Posted by PG. Posted In : European Event-Driven Situations
June 2, 2009
With a EUR 4.49 per share cash offer ready for implementation, Lufthansa's take over for Austrian Airlines (AUA2:AV) is still subject to Europe's scrutiny on both the state aid it received from Austria and the merger competition from Europe's merger council. Given firstly that state aid was approved by Europe for the likes of Olympic Airways in Greece, and that secondly Lufthansa would be willing to offer concessions on some of the overlapping routes, we believe that with Austrian trading at EUR 4-implying a 12.5% spread - it is attractive to go long Austrian, and receive the EUR 4.49 toward the early part of the third quarter of 2009.
On 26-May 2009, Austria’s Finance Minister Josef Proell and Neelie Kroes, the European Union’s competition commissioner, were emphasizing that both had an interest in finding a quick solution to the EC matters. Regulators have to decide by June 17 if the acquisition can simply be approved or if additional examinations have to be performed.
Posted by PG. Posted In : European Event-Driven Situations
June 2, 2009
Given John Paulson's theorem of protecting the downside while the upside will take care of itself, I wanted to highlight one UK company that displays a resilient growth profile, with a possible bid coming along:
Venture Production plc VPC LN: After Centrica, the UK energy company, bought a 23% stake at 725p a share on 18 March 2009, it indicated it could possibly make a full cash offer for Venture.
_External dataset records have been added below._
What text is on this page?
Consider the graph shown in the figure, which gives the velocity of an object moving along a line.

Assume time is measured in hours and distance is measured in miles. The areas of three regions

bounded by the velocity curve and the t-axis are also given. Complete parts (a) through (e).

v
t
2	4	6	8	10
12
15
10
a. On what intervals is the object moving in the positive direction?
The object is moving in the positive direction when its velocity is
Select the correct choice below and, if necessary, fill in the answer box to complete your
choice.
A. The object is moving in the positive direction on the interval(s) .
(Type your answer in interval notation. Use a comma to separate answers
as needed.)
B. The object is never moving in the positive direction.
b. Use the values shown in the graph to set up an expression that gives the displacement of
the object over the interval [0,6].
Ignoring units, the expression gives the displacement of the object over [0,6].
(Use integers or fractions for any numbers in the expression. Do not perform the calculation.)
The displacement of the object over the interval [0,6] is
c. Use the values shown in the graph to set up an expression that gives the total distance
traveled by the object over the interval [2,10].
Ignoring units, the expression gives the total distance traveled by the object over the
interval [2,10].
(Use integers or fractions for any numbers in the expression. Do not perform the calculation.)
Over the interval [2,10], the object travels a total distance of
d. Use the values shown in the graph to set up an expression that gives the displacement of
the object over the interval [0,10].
However, immediately thereafter the Board at Centrica indicated that that this 725p price a share substantially undervalues the Company, its prospects and strategic position particularly with regard to its UK gas resources. We believe that with the stock trading at 800-825p, the downside on this situation is protected by the 725p with 850-1100p a share upside, given that Centrica might need to pay a strategic premium for its assets (North Sea oil and gas assets) to convince Board and shareholders. Given a) Centrica does not achieve much with only 22% of the company; b) a 725p offer approach will not be accepted by the board, and c) Centrica is believed to be securing GBP 1.5bn (EUR 1.6bn) of funding from Lloyds, Barclays Capital, RBS and other banks to acquire London-listed Venture; we feel there is an attractive downside-upside investment proposition around 800p levels.
On 29-May 2009 Standard & Poor's lowered its long and short term credit ratings on Centrica to 'A-/A-2' from 'A/A-1' and noted that Centrica is structurally short of both gas and electricity assets relative to its competitors in the energy supply market, which creates significant volatility in its consolidated cash flows. Standard & Poor's anticipates that a buy out of Venture Proudction would reduce Centrica's business risk by lowering its exposure to wholesale gas and electricity prices. However, the reduced business risk will be offset by higher financial risk, since Centrica's cash flow coverage of net adjusted debt would weaken. We still believe that Venture Production is a strategic asset for Centrica, which already has put its focus on it by acquiring the 22% of the company, and would be expecting a full buy-out with a strategic buyout premium attached in the short/medium term.